Now we’re getting into an area I understand even less will than I understand what I’ve probably mis-explained already. My understanding is that people began to use CDS’s speculatively. I think that means, they wrote checks their ass couldn’t cash — that is, “insured” loans, which if they were ever called to pay on, they couldn’t — or, perhaps it only means they insured too many loans with an unrealistically optimistic expectation as to the fraction of those loans which would end up in default, esp. given the lack of incentive for lenders to bother with loaning only to credit worthy borrowers due to the securitization of loans.
So now, not only do you have a lot of loans going into default, you’ve got all these speculative investments in credit default swaps having to (try to) cover these defaults — which they can’t — not at the rate they’re happening.
And that is about the extent of my understanding, and I probably got some of it wrong, and notice I haven’t tried to talk about the magnitude of the problem, or what it really means to the economy, because that’s well beyond what I can understand.
Some links which might be interesting:
- Wikipedia: Credit Default Swaps
- Financial Crisis: Asset Securitization– The Last Tango (The author of this is a nutball in some areas — he’s an ex peak oil believer — he apparently believes oil is produced not by organic means, but by a mysterious process deep in the earth. But, his article on the subprime mess seems pretty good to me, despite this.)

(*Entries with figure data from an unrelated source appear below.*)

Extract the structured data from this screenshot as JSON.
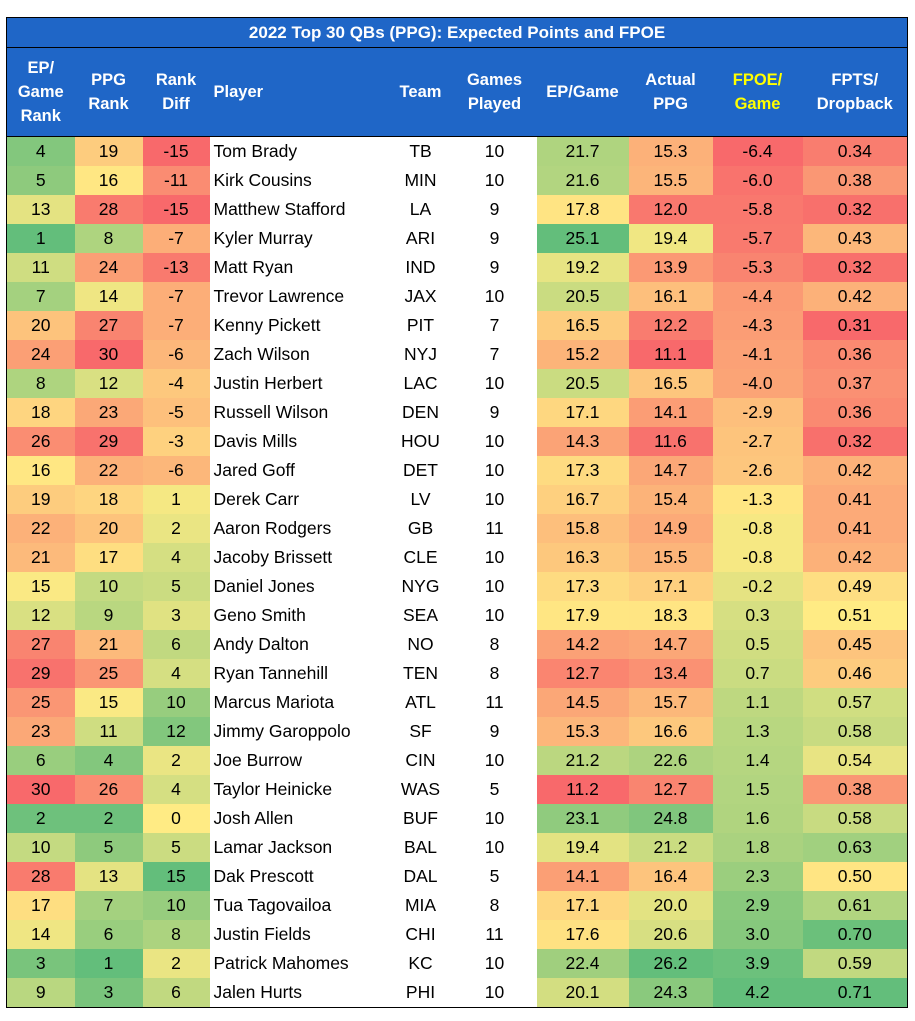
{
  "title": "2022 Top 30 QBs (PPG): Expected Points and FPOE",
  "headers": [
    [
      "EP/",
      "Game",
      "Rank"
    ],
    [
      "PPG",
      "Rank"
    ],
    [
      "Rank",
      "Diff"
    ],
    [
      "Player"
    ],
    [
      "Team"
    ],
    [
      "Games",
      "Played"
    ],
    [
      "EP/Game"
    ],
    [
      "Actual",
      "PPG"
    ],
    [
      "FPOE/",
      "Game"
    ],
    [
      "FPTS/",
      "Dropback"
    ]
  ],
  "colors": {
    "header_bg": "#1f66c7",
    "header_text": "#ffffff",
    "fpoe_header_text": "#ffff00",
    "scale_red": "#f8696b",
    "scale_yellow": "#ffeb84",
    "scale_green": "#63be7b"
  },
  "rows": [
    {
      "ep_rank": "4",
      "ppg_rank": "19",
      "rank_diff": "-15",
      "player": "Tom Brady",
      "team": "TB",
      "games": "10",
      "ep_game": "21.7",
      "actual_ppg": "15.3",
      "fpoe": "-6.4",
      "fpts_db": "0.34"
    },
    {
      "ep_rank": "5",
      "ppg_rank": "16",
      "rank_diff": "-11",
      "player": "Kirk Cousins",
      "team": "MIN",
      "games": "10",
      "ep_game": "21.6",
      "actual_ppg": "15.5",
      "fpoe": "-6.0",
      "fpts_db": "0.38"
    },
    {
      "ep_rank": "13",
      "ppg_rank": "28",
      "rank_diff": "-15",
      "player": "Matthew Stafford",
      "team": "LA",
      "games": "9",
      "ep_game": "17.8",
      "actual_ppg": "12.0",
      "fpoe": "-5.8",
      "fpts_db": "0.32"
    },
    {
      "ep_rank": "1",
      "ppg_rank": "8",
      "rank_diff": "-7",
      "player": "Kyler Murray",
      "team": "ARI",
      "games": "9",
      "ep_game": "25.1",
      "actual_ppg": "19.4",
      "fpoe": "-5.7",
      "fpts_db": "0.43"
    },
    {
      "ep_rank": "11",
      "ppg_rank": "24",
      "rank_diff": "-13",
      "player": "Matt Ryan",
      "team": "IND",
      "games": "9",
      "ep_game": "19.2",
      "actual_ppg": "13.9",
      "fpoe": "-5.3",
      "fpts_db": "0.32"
    },
    {
      "ep_rank": "7",
      "ppg_rank": "14",
      "rank_diff": "-7",
      "player": "Trevor Lawrence",
      "team": "JAX",
      "games": "10",
      "ep_game": "20.5",
      "actual_ppg": "16.1",
      "fpoe": "-4.4",
      "fpts_db": "0.42"
    },
    {
      "ep_rank": "20",
      "ppg_rank": "27",
      "rank_diff": "-7",
      "player": "Kenny Pickett",
      "team": "PIT",
      "games": "7",
      "ep_game": "16.5",
      "actual_ppg": "12.2",
      "fpoe": "-4.3",
      "fpts_db": "0.31"
    },
    {
      "ep_rank": "24",
      "ppg_rank": "30",
      "rank_diff": "-6",
      "player": "Zach Wilson",
      "team": "NYJ",
      "games": "7",
      "ep_game": "15.2",
      "actual_ppg": "11.1",
      "fpoe": "-4.1",
      "fpts_db": "0.36"
    },
    {
      "ep_rank": "8",
      "ppg_rank": "12",
      "rank_diff": "-4",
      "player": "Justin Herbert",
      "team": "LAC",
      "games": "10",
      "ep_game": "20.5",
      "actual_ppg": "16.5",
      "fpoe": "-4.0",
      "fpts_db": "0.37"
    },
    {
      "ep_rank": "18",
      "ppg_rank": "23",
      "rank_diff": "-5",
      "player": "Russell Wilson",
      "team": "DEN",
      "games": "9",
      "ep_game": "17.1",
      "actual_ppg": "14.1",
      "fpoe": "-2.9",
      "fpts_db": "0.36"
    },
    {
      "ep_rank": "26",
      "ppg_rank": "29",
      "rank_diff": "-3",
      "player": "Davis Mills",
      "team": "HOU",
      "games": "10",
      "ep_game": "14.3",
      "actual_ppg": "11.6",
      "fpoe": "-2.7",
      "fpts_db": "0.32"
    },
    {
      "ep_rank": "16",
      "ppg_rank": "22",
      "rank_diff": "-6",
      "player": "Jared Goff",
      "team": "DET",
      "games": "10",
      "ep_game": "17.3",
      "actual_ppg": "14.7",
      "fpoe": "-2.6",
      "fpts_db": "0.42"
    },
    {
      "ep_rank": "19",
      "ppg_rank": "18",
      "rank_diff": "1",
      "player": "Derek Carr",
      "team": "LV",
      "games": "10",
      "ep_game": "16.7",
      "actual_ppg": "15.4",
      "fpoe": "-1.3",
      "fpts_db": "0.41"
    },
    {
      "ep_rank": "22",
      "ppg_rank": "20",
      "rank_diff": "2",
      "player": "Aaron Rodgers",
      "team": "GB",
      "games": "11",
      "ep_game": "15.8",
      "actual_ppg": "14.9",
      "fpoe": "-0.8",
      "fpts_db": "0.41"
    },
    {
      "ep_rank": "21",
      "ppg_rank": "17",
      "rank_diff": "4",
      "player": "Jacoby Brissett",
      "team": "CLE",
      "games": "10",
      "ep_game": "16.3",
      "actual_ppg": "15.5",
      "fpoe": "-0.8",
      "fpts_db": "0.42"
    },
    {
      "ep_rank": "15",
      "ppg_rank": "10",
      "rank_diff": "5",
      "player": "Daniel Jones",
      "team": "NYG",
      "games": "10",
      "ep_game": "17.3",
      "actual_ppg": "17.1",
      "fpoe": "-0.2",
      "fpts_db": "0.49"
    },
    {
      "ep_rank": "12",
      "ppg_rank": "9",
      "rank_diff": "3",
      "player": "Geno Smith",
      "team": "SEA",
      "games": "10",
      "ep_game": "17.9",
      "actual_ppg": "18.3",
      "fpoe": "0.3",
      "fpts_db": "0.51"
    },
    {
      "ep_rank": "27",
      "ppg_rank": "21",
      "rank_diff": "6",
      "player": "Andy Dalton",
      "team": "NO",
      "games": "8",
      "ep_game": "14.2",
      "actual_ppg": "14.7",
      "fpoe": "0.5",
      "fpts_db": "0.45"
    },
    {
      "ep_rank": "29",
      "ppg_rank": "25",
      "rank_diff": "4",
      "player": "Ryan Tannehill",
      "team": "TEN",
      "games": "8",
      "ep_game": "12.7",
      "actual_ppg": "13.4",
      "fpoe": "0.7",
      "fpts_db": "0.46"
    },
    {
      "ep_rank": "25",
      "ppg_rank": "15",
      "rank_diff": "10",
      "player": "Marcus Mariota",
      "team": "ATL",
      "games": "11",
      "ep_game": "14.5",
      "actual_ppg": "15.7",
      "fpoe": "1.1",
      "fpts_db": "0.57"
    },
    {
      "ep_rank": "23",
      "ppg_rank": "11",
      "rank_diff": "12",
      "player": "Jimmy Garoppolo",
      "team": "SF",
      "games": "9",
      "ep_game": "15.3",
      "actual_ppg": "16.6",
      "fpoe": "1.3",
      "fpts_db": "0.58"
    },
    {
      "ep_rank": "6",
      "ppg_rank": "4",
      "rank_diff": "2",
      "player": "Joe Burrow",
      "team": "CIN",
      "games": "10",
      "ep_game": "21.2",
      "actual_ppg": "22.6",
      "fpoe": "1.4",
      "fpts_db": "0.54"
    },
    {
      "ep_rank": "30",
      "ppg_rank": "26",
      "rank_diff": "4",
      "player": "Taylor Heinicke",
      "team": "WAS",
      "games": "5",
      "ep_game": "11.2",
      "actual_ppg": "12.7",
      "fpoe": "1.5",
      "fpts_db": "0.38"
    },
    {
      "ep_rank": "2",
      "ppg_rank": "2",
      "rank_diff": "0",
      "player": "Josh Allen",
      "team": "BUF",
      "games": "10",
      "ep_game": "23.1",
      "actual_ppg": "24.8",
      "fpoe": "1.6",
      "fpts_db": "0.58"
    },
    {
      "ep_rank": "10",
      "ppg_rank": "5",
      "rank_diff": "5",
      "player": "Lamar Jackson",
      "team": "BAL",
      "games": "10",
      "ep_game": "19.4",
      "actual_ppg": "21.2",
      "fpoe": "1.8",
      "fpts_db": "0.63"
    },
    {
      "ep_rank": "28",
      "ppg_rank": "13",
      "rank_diff": "15",
      "player": "Dak Prescott",
      "team": "DAL",
      "games": "5",
      "ep_game": "14.1",
      "actual_ppg": "16.4",
      "fpoe": "2.3",
      "fpts_db": "0.50"
    },
    {
      "ep_rank": "17",
      "ppg_rank": "7",
      "rank_diff": "10",
      "player": "Tua Tagovailoa",
      "team": "MIA",
      "games": "8",
      "ep_game": "17.1",
      "actual_ppg": "20.0",
      "fpoe": "2.9",
      "fpts_db": "0.61"
    },
    {
      "ep_rank": "14",
      "ppg_rank": "6",
      "rank_diff": "8",
      "player": "Justin Fields",
      "team": "CHI",
      "games": "11",
      "ep_game": "17.6",
      "actual_ppg": "20.6",
      "fpoe": "3.0",
      "fpts_db": "0.70"
    },
    {
      "ep_rank": "3",
      "ppg_rank": "1",
      "rank_diff": "2",
      "player": "Patrick Mahomes",
      "team": "KC",
      "games": "10",
      "ep_game": "22.4",
      "actual_ppg": "26.2",
      "fpoe": "3.9",
      "fpts_db": "0.59"
    },
    {
      "ep_rank": "9",
      "ppg_rank": "3",
      "rank_diff": "6",
      "player": "Jalen Hurts",
      "team": "PHI",
      "games": "10",
      "ep_game": "20.1",
      "actual_ppg": "24.3",
      "fpoe": "4.2",
      "fpts_db": "0.71"
    }
  ]
}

- Wikipedia page on the Glass-Steagall act Enacted after Great Depression, this separated investment banks from commercial banks. Repealed in 1999 by Gramm-Leach-Bliley act.
- Wikipedia page on the Community Restoration act (1977) According to wikipedia, this is what made it legal to securitize subprime loans in 1995. (I’m fuzzy on the details here.)
- Wikipedia page for “collateralized debt obligation
- Gramm-Leach-Bliley act The repeal of the Glass-Steagall act pushed through Republican controlled congress by Phil Gramm, veto proof. here is the senate voting record, and here is the House voting record. Check out the Dems vs. Repubs on these.
An interesting post and thread on metafilter about this mess.
- A pretty good (I think) explanation of credit default swaps.
You can probably google up some more interesting links without much trouble.